In fact, now the constables will be all over Mayfair.

It’ll be safer than ever.” As I remained silent, he began to cut into his steak.

“It says the family was away. Does Sarah’s family leave London often? ”

“I don’t know. They’re here now. Sarah mentioned a party for the daughter this week.” I shook my head. “It’s just so . . . brazen.”

“Less brazen if they think the family’s away.”

He glanced at my fish, which was getting cold.

Obligingly, I cut into it and put a bite in my mouth.

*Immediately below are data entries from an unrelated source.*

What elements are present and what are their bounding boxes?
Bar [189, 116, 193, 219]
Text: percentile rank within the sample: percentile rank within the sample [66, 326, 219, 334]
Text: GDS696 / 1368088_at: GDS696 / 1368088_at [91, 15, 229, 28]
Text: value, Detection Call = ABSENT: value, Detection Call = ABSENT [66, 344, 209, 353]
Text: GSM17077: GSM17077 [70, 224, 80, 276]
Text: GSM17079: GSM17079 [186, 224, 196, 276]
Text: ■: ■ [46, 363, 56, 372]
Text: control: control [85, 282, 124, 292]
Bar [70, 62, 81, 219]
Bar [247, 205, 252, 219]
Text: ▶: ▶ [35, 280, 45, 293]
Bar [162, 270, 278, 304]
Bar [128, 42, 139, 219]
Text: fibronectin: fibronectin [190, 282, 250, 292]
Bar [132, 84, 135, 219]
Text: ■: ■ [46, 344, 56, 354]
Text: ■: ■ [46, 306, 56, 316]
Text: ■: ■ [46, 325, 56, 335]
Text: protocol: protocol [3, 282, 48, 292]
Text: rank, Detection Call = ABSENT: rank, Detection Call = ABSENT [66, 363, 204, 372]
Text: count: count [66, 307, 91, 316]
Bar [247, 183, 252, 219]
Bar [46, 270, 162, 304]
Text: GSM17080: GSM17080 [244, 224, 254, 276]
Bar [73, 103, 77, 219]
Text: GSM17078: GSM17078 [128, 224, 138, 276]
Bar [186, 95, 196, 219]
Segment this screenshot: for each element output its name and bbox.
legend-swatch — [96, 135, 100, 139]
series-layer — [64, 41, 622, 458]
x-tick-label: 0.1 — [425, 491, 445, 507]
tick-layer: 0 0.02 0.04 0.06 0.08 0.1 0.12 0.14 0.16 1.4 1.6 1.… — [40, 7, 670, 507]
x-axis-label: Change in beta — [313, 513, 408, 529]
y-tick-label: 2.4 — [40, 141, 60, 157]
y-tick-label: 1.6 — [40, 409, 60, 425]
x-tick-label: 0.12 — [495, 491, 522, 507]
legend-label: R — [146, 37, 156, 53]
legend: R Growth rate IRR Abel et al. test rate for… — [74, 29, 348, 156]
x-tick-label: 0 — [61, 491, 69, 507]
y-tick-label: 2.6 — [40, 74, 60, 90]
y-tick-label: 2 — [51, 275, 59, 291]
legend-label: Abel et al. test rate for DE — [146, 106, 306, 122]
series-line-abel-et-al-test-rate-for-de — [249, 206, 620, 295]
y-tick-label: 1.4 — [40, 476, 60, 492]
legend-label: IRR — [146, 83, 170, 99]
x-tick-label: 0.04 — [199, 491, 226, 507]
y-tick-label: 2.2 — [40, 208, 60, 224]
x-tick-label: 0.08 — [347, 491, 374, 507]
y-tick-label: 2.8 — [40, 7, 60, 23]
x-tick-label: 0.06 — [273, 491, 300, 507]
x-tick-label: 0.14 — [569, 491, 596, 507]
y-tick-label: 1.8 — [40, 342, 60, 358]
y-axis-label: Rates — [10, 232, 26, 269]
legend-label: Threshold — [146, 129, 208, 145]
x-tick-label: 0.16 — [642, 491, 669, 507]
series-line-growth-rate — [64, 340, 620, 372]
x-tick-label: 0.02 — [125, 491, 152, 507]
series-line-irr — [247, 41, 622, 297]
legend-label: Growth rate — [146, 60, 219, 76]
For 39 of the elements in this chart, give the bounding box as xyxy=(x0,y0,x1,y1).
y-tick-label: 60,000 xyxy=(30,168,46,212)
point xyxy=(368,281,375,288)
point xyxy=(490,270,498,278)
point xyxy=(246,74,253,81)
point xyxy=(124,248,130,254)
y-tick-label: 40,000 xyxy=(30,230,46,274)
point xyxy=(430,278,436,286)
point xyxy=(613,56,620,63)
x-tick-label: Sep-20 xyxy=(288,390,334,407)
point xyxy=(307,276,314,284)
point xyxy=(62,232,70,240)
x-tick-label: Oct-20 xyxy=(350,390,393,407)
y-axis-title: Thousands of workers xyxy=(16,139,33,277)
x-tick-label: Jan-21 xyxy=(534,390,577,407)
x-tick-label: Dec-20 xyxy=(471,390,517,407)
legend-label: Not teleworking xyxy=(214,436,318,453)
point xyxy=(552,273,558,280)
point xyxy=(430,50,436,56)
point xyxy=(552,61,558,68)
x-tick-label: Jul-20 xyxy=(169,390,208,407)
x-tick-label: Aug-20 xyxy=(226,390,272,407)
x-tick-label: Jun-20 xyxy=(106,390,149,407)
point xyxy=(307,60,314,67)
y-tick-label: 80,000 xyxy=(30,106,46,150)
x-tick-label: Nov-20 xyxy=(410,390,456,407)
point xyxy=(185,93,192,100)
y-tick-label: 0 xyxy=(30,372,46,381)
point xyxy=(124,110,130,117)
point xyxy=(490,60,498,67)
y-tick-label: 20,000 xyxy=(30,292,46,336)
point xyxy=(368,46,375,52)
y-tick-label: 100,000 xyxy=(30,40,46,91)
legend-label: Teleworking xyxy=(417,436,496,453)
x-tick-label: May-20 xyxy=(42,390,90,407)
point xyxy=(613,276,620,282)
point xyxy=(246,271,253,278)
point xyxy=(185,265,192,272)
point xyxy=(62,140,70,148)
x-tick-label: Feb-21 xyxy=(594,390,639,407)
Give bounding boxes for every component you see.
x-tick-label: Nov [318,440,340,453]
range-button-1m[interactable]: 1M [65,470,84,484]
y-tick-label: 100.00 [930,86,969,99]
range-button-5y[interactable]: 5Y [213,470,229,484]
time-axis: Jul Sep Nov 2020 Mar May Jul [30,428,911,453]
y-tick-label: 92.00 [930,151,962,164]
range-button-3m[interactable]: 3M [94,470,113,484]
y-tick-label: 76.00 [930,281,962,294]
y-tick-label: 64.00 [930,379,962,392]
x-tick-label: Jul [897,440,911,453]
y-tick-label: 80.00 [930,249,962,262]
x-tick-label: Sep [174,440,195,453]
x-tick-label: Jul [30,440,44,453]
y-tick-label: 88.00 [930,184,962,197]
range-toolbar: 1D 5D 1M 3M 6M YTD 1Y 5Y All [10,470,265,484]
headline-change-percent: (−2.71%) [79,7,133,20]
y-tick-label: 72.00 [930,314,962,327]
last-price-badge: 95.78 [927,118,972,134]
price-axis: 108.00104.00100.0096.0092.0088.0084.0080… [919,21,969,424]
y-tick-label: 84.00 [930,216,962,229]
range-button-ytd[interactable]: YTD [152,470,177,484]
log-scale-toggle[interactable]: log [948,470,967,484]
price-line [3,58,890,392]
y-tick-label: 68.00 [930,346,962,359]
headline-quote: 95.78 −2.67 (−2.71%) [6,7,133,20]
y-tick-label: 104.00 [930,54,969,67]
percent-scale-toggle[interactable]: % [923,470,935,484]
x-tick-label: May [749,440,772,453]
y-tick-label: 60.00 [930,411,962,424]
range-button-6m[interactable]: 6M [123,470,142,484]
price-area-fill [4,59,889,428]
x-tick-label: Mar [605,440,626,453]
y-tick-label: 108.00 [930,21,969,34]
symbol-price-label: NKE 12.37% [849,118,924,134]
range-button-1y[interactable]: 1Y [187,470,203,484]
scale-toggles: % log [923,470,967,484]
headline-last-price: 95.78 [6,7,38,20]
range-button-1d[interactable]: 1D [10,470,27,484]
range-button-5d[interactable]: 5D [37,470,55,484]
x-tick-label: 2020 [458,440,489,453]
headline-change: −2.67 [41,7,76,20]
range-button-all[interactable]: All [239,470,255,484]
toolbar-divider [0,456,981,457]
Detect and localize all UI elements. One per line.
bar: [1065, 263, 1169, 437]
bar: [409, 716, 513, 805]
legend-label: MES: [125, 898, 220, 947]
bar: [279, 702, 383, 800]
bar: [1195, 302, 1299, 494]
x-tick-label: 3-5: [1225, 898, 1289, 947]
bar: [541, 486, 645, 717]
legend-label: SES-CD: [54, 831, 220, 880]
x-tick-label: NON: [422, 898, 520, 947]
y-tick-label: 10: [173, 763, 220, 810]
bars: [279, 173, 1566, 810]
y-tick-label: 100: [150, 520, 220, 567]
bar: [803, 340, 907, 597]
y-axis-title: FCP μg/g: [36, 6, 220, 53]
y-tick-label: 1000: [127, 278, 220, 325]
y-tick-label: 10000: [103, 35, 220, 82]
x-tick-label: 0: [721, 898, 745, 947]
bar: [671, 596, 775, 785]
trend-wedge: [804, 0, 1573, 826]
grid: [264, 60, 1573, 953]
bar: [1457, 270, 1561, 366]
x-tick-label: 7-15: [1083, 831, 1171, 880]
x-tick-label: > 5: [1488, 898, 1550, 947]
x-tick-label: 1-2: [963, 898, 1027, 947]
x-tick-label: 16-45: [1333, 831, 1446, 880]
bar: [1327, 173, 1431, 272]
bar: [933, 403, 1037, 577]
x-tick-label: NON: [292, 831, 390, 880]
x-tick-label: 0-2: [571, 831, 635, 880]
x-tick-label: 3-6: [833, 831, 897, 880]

It dissolved on my tongue, tender, buttery, flavored with spices I didn’t recognize.

I took two more bites before I set down my fork.

“It’s delicious.” For it was. But my mind was fixed on what James had just said.

“How would the thieves know that the family was away?”

“Announcements in the papers,” he said, “about house parties outside of London. Sometimes they print the guest lists, especially if titles are attending.”

“Why would they do that?”

He shrugged. “To make people who aren’t invited feel low, I expect.

Thieves check the lists to know when families will be traveling.

Or they keep their eyes peeled for a pantechnicon van removing paintings and furniture.

It’s a dead giveaway the family’s leaving for their country house or the Continent. ”

Something about the way he said it made me blurt, “Are you caught up in this?”

James stopped chewing for a moment, then swallowed. His face showed a mix of surprise, indignation, and disappointment that I’d even ask. He leaned in and lowered his voice. “I told you I’m done with dodges. But I hear things.”

Of course he would. James still had plenty of friends in Elephant and Castle.

“Are Castle men doing this? Hitting homes in the West End?”

His fork and knife paused over the plate as he gave me a look. It wasn’t a yes, but it wasn’t a no.

It called to mind the evasive look on Sarah’s face the previous night, and trying to sift the truth, I retraced the steps of our conversation: her insistence that the Willits sons had done nothing wrong, which I believed; her explanation about the chimney sweep and the silver polishing, which felt true but shuffling, as if she was buying time before she had to lie to me; and her assurance that she’d tell me if something frightened her at the Willitses’ house, which now struck me as a carefully narrow promise.

She didn’t say she would tell me if something frightened her nearby.

“Damn,” escaped under my breath.

James’s brow furrowed. “What’s the matter?”